What to know about the 2022 holiday season

Q4 is facing no shortage of challenges.

5 minutes

September 26, 2022 Adecco

Two retail workers, dressed professionally, look at something out of sight in a high-end retail store.

As we move towards the holiday season, many companies are preparing for a potential slowdown in business. Inflation, rising gas prices, changing consumer habits, and workforce challenges are just some of the obstacles that will impact sales as we close out 2022. The best way for your business to brace for turbulence is to keep an eye on market trends and expected disruptions. Read the latest insights and holiday shopping predictions and learn how they could impact your organization.

Inflation and gas prices

Businesses all over the US are experiencing the impact of inflation and rising gas prices, but this will likely become more prominent over the holiday season.

Production costs will continue to rise and the price of goods is seeing a double-digit increase compared to 2021 in many areas. This may be further exaggerated by supply-chain issues. 85% of toys are made in China, so if there are considerable shipping bottlenecks like we saw in 2021, demand for (and cost of) popular products will spike sharply.

First- and last-mile expenses are also rising, making order fulfillment for online businesses and distribution operations across entire industries more challenging. Some retailers have been charging for postal returns to mitigate losses, and more businesses could join this trend as gas prices keep climbing.

Changing consumer habits

The pandemic drove a change in spending habits that shows no sign of slowing down. Data from Deloitte forecasts growth in e-commerce holiday sales of up to 14.3% compared to 2021. This could push e-commerce sales to between $260 billion and $264 billion in total. This could have a huge impact on high-street sales as more consumers than ever opt for friction-free online spending.

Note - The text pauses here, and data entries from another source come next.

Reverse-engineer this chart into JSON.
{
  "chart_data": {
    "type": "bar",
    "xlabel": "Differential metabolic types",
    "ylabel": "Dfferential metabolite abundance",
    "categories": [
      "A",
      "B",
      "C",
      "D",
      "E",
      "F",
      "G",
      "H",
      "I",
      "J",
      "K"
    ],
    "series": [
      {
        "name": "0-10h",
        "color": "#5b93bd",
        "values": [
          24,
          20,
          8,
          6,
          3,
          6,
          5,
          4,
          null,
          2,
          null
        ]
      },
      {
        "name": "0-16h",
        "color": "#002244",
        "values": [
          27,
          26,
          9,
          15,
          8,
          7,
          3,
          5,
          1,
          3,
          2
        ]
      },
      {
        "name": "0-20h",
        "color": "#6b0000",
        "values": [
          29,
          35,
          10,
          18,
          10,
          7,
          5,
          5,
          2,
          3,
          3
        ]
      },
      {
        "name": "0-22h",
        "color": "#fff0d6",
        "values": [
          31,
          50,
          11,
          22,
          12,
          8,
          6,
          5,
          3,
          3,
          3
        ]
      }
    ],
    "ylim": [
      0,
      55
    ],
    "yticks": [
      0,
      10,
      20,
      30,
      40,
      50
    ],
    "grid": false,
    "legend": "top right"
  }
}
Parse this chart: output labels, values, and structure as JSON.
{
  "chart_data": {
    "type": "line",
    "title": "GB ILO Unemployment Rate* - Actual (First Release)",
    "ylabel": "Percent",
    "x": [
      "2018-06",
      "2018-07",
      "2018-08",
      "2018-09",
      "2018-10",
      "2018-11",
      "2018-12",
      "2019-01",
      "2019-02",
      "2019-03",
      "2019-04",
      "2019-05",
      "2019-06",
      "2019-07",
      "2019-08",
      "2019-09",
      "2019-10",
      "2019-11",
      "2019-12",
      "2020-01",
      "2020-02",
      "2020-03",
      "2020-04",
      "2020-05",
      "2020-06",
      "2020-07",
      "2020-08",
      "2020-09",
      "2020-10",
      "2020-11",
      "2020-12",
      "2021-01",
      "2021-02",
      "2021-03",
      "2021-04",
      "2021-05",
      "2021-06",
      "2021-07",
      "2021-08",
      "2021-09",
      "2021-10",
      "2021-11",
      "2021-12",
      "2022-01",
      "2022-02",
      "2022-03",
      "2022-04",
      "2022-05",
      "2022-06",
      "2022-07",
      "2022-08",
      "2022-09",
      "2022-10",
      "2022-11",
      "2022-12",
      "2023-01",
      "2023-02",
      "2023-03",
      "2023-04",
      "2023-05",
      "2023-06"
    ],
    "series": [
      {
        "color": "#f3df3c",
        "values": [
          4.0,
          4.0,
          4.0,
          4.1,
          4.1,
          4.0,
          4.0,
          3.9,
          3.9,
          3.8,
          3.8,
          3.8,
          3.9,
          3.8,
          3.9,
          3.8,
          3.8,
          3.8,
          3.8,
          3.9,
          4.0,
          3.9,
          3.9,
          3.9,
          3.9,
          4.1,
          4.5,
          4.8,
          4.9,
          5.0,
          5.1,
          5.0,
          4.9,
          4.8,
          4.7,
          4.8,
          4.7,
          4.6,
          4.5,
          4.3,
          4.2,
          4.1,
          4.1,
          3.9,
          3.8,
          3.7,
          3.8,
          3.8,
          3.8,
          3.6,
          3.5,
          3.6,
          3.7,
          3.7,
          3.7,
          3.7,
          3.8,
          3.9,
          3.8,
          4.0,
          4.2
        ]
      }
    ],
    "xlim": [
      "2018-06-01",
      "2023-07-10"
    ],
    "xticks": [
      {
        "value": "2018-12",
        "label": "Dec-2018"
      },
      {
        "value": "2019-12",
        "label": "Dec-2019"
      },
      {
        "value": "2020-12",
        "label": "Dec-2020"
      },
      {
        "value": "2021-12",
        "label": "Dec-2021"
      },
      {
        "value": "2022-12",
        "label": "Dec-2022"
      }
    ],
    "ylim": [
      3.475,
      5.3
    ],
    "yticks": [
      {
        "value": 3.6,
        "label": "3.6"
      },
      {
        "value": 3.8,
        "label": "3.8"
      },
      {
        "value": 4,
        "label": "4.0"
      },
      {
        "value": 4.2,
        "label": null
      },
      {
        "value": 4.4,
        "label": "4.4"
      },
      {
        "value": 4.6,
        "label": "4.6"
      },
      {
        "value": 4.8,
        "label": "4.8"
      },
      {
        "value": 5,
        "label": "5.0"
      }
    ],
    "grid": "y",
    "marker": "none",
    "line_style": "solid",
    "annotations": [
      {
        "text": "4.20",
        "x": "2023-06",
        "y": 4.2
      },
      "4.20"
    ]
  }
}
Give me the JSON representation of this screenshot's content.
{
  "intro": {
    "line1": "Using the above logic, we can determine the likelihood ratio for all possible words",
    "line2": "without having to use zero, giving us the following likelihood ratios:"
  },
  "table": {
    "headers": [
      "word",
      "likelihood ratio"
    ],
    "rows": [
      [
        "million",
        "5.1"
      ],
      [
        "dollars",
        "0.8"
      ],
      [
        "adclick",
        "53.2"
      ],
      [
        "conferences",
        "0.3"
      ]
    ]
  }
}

Other research predicts that spending will start earlier than normal this year, with some reports saying people could start searching for deals as early as October. 61% of shoppers started early in 2021, up 10% from 2011. This may significantly impact retail sales in the run-up to the holidays, although there’s expected to be a drive to encourage shoppers to return to physical stores now that the pandemic is finally winding down.

Retailers can invest in expanding their online infrastructure ahead of the 2022 peak season by optimizing systems to deal with an increase in traffic and investing in AI for customer service and inventory management.

Brand switching

Brand switching driven by inflation and rising costs is gaining ground among consumers. More than 80% of people bought a different brand from what they usually would in summer 2021, and this trend may continue over the 2022 holiday shopping season.

Experts predict that consumers could put brand loyalty to one side in favor of cheaper and more hassle-free options like Amazon. Buying gifts and other products all in one place leads to savings on shipping and pickup costs. This will be encouraged further by attractive deals on Cyber Monday and other consumer events. 17% of shoppers aren’t sure if they’ll buy any gifts at all, implying that luxury brands may see a drop in sales as consumers become more price-conscious.

Talent shortages

Even with a shift towards online channels, sales are still made possible by employees. The nationwide talent shortage in manufacturing, distribution, and other key areas could present serious problems for retailers as they see an uptick in activity over the 2022 peak season. This is made even more difficult for employers as wage expectations change. The minimum wage workers are willing to agree to when accepting a job offer is now up 5.7% compared to this time last year, further impacting your organization’s bottom line during the 2022 holiday shopping season.

The best way to deal with employee shortages is to team up with a talent expert. At Adecco, we help businesses all over the US leverage temporary workers over the holiday season. Our massive talent database made it possible for a national e-commerce retailer to reach a fulfillment rate of 119% over peak periods like Black Friday. We did this by implementing an hours-guaranteed program for temp workers, making it more than worth their while to join our team of associates and guaranteeing our partner company the people they needed to handle a surge in orders.